Redemptions are running ahead of last year’s pace, when airlines distributed a record 10.9 million free trips.
The free seats have become more attractive because domestic ticket prices are up 20 to 40 percent at the major airlines this year, according to FareCompare.com.
The higher fares are a reaction to surging fuel costs that contributed to $17.1 billion in losses at the country’s five largest full-fare airlines in the first and second quarters.
“It makes no sense to sit on these miles anymore,” said Dan Berman, 46, of Atlanta, who has redeemed 350,000 points from Delta Air Lines in 2008.
Buying a one-way coach ticket for a 6,400-mile flight to Tel Aviv would have cost $3,000 in cash, so turning in 80,000 points — worth about $800, by Berman’s calculation — “was a bargain,” he said, even if it cost 50,000 points for round-trip overseas flights two years ago.
American Airlines said it granted 10 to 15 percent more award tickets in the first half of 2008, while redemptions rose 12 percent at United Airlines, 3 percent at Delta and 15 percent at Northwest Airlines.
Continental Airlines said its cheapest awards rose 34 percent but didn’t give a total.
“We certainly do encourage customers to utilize their miles,” said Rob Friedman, president of marketing for American’s AAdvantage program. “It’s a great way to engender loyalty and hopefully more return trips.”

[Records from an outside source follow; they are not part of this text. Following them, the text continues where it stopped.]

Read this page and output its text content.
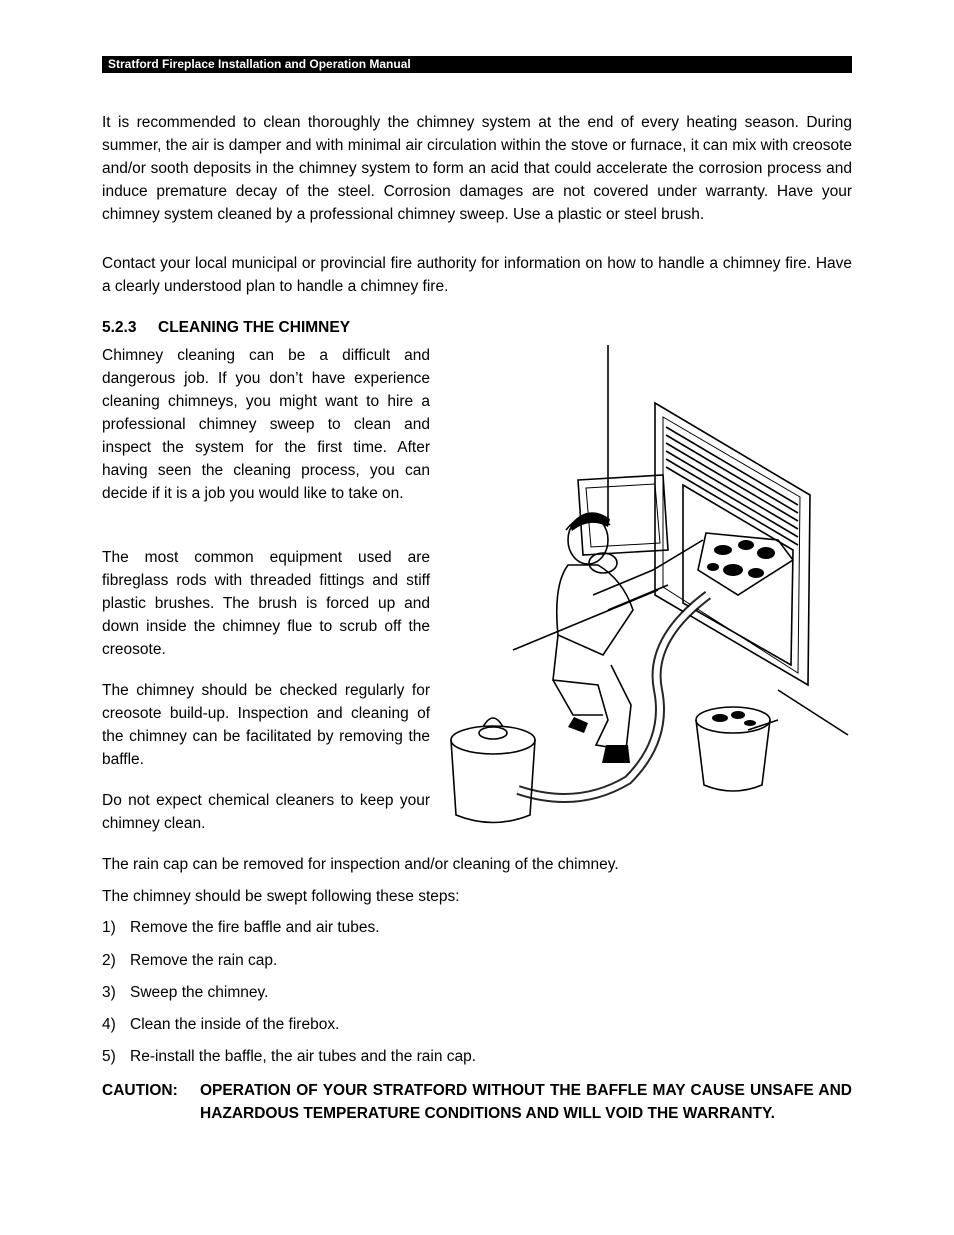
Stratford Fireplace Installation and Operation Manual

It is recommended to clean thoroughly the chimney system at the end of every heating season. During summer, the air is damper and with minimal air circulation within the stove or furnace, it can mix with creosote and/or sooth deposits in the chimney system to form an acid that could accelerate the corrosion process and induce premature decay of the steel. Corrosion damages are not covered under warranty. Have your chimney system cleaned by a professional chimney sweep. Use a plastic or steel brush.

Contact your local municipal or provincial fire authority for information on how to handle a chimney fire. Have a clearly understood plan to handle a chimney fire.

5.2.3 CLEANING THE CHIMNEY

Chimney cleaning can be a difficult and dangerous job. If you don’t have experience cleaning chimneys, you might want to hire a professional chimney sweep to clean and inspect the system for the first time. After having seen the cleaning process, you can decide if it is a job you would like to take on.

The most common equipment used are fibreglass rods with threaded fittings and stiff plastic brushes. The brush is forced up and down inside the chimney flue to scrub off the creosote.

The chimney should be checked regularly for creosote build-up. Inspection and cleaning of the chimney can be facilitated by removing the baffle.

Do not expect chemical cleaners to keep your chimney clean.

The rain cap can be removed for inspection and/or cleaning of the chimney.
The chimney should be swept following these steps:
1) Remove the fire baffle and air tubes.
2) Remove the rain cap.
3) Sweep the chimney.
4) Clean the inside of the firebox.
5) Re-install the baffle, the air tubes and the rain cap.
CAUTION: OPERATION OF YOUR STRATFORD WITHOUT THE BAFFLE MAY CAUSE UNSAFE AND HAZARDOUS TEMPERATURE CONDITIONS AND WILL VOID THE WARRANTY.
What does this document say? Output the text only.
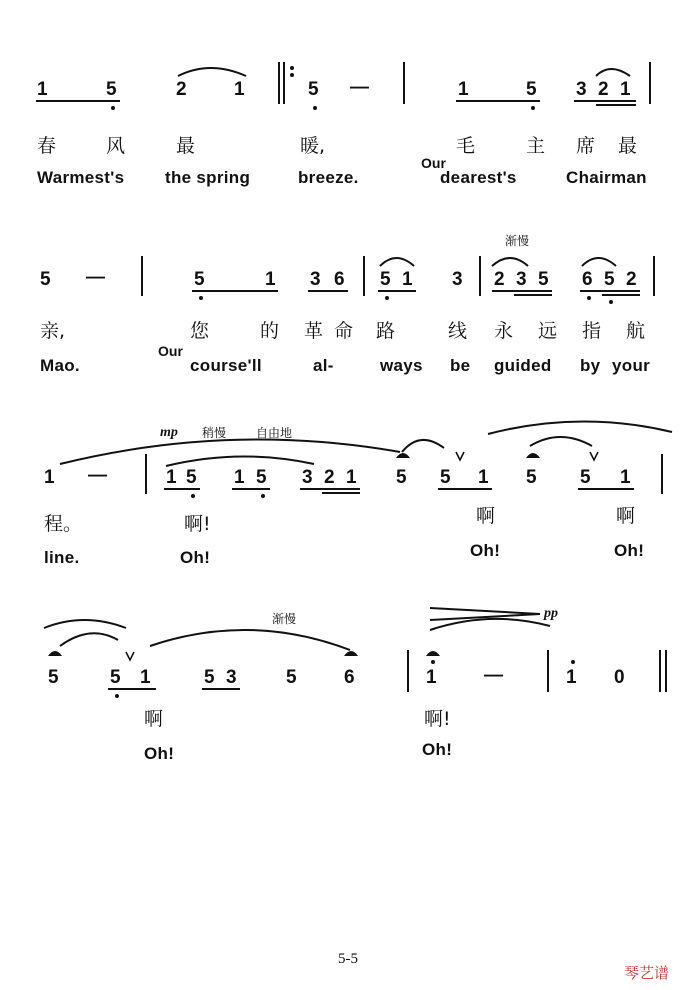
1	5	2 1	5 —	1	5 3 2 1
春	风	最	暖,	毛	主 席 最
Warmest's the spring	breeze.
Our
dearest's	Chairman
渐慢
5 —	5	1 3 6 5 1 3 2 3 5 6 5 2
亲,	您	的 革 命 路	线 永 远 指 航
Mao.
Our
course'll	al-	ways be guided by your
mp 稍慢 自由地
1 —	1 5 1 5 3 2 1 5 5 1 5 5 1
程。	啊!	啊	啊
line.	Oh!	Oh!	Oh!
渐慢	pp
5	5 1	5 3	5 6	1 —	1 0
啊	啊!
Oh!	Oh!
5-5
琴艺谱
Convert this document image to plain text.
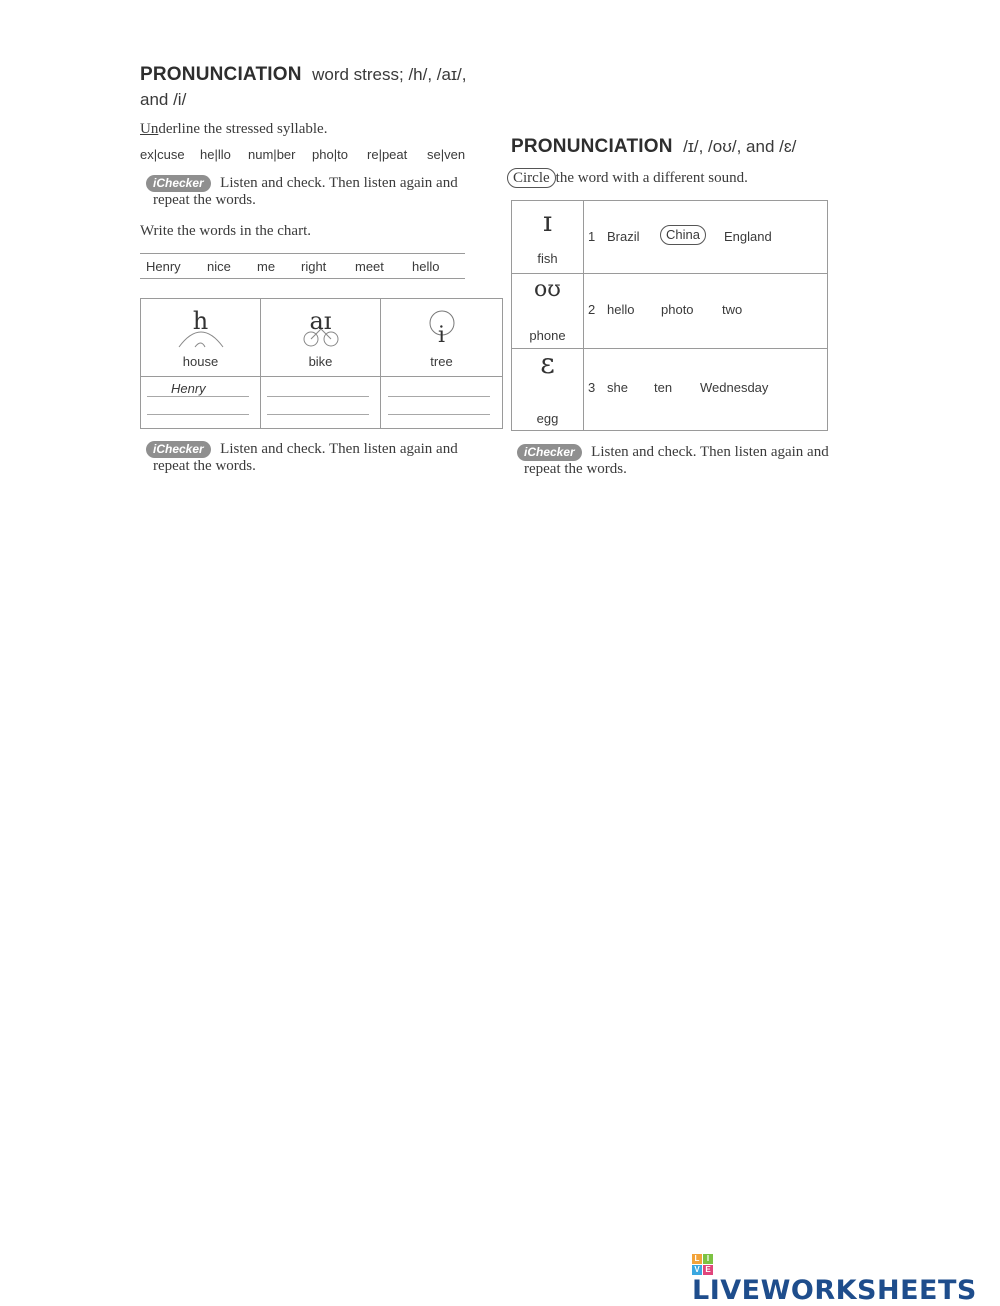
PRONUNCIATION word stress; /h/, /aɪ/,
and /i/
Underline the stressed syllable.
ex|cuse he|llo num|ber pho|to re|peat se|ven
iChecker Listen and check. Then listen again and
repeat the words.
Write the words in the chart.
Henry nice me right meet hello
h
house
Henry
aɪ
bike
i
tree
iChecker Listen and check. Then listen again and
repeat the words.
PRONUNCIATION /ɪ/, /oʊ/, and /ɛ/
Circle the word with a different sound.
ɪ
fish
1 Brazil	China	England
oʊ
phone
2 hello photo two
ɛ
egg
3 she ten Wednesday
iChecker Listen and check. Then listen again and
repeat the words.
L I
V E
LIVEWORKSHEETS
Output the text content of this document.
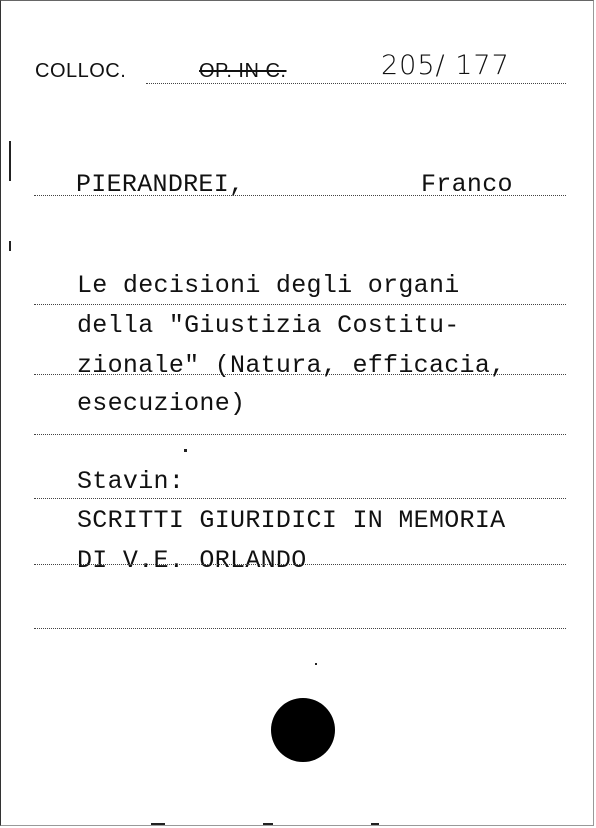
COLLOC.	OP. IN C.	205/ 177
PIERANDREI,	Franco
Le decisioni degli organi
della "Giustizia Costitu-
zionale" (Natura, efficacia,
esecuzione)
Stavin:
SCRITTI GIURIDICI IN MEMORIA
DI V.E. ORLANDO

Airlines want customers to use up awards because they are accounted for on their books as “deferred,” “unrecognized” or “unearned” revenue.
American recorded unrecognized revenue of $1.6 billion last year for future awards, up 33 percent since 2003.
Delta passengers earned 25 percent more points over the past three years, and the airline’s balance sheet shows $3.3 billion in deferred revenue for future awards.
Banks spend an estimated $4 billion a year on airline miles for credit-card rewards. United said last week it will get $1.2 billion in additional liquidity from JPMorgan’s Chase Card Services under an extended frequent-flier agreement and the advance purchase of miles.
Continental said in June it would receive $413 million from Chase for miles and other marketing commitments.
“Our best and most satisfied customers are those who earn and redeem their rewards often,” Chase spokesman Paul Hartwick said in an e-mail.
Should oil prices decline and carriers reduce fares, passengers may revert to hoarding frequent-flier points, said Bob Soukup, managing director of marketing for Northwest’s WorldPerks program.
“If the ticket prices are low, people aren’t willing to spend even 25,000 for an award ticket,” he said. “When fares are up, especially to the more popular destinations, people are more willing to part with some more miles.”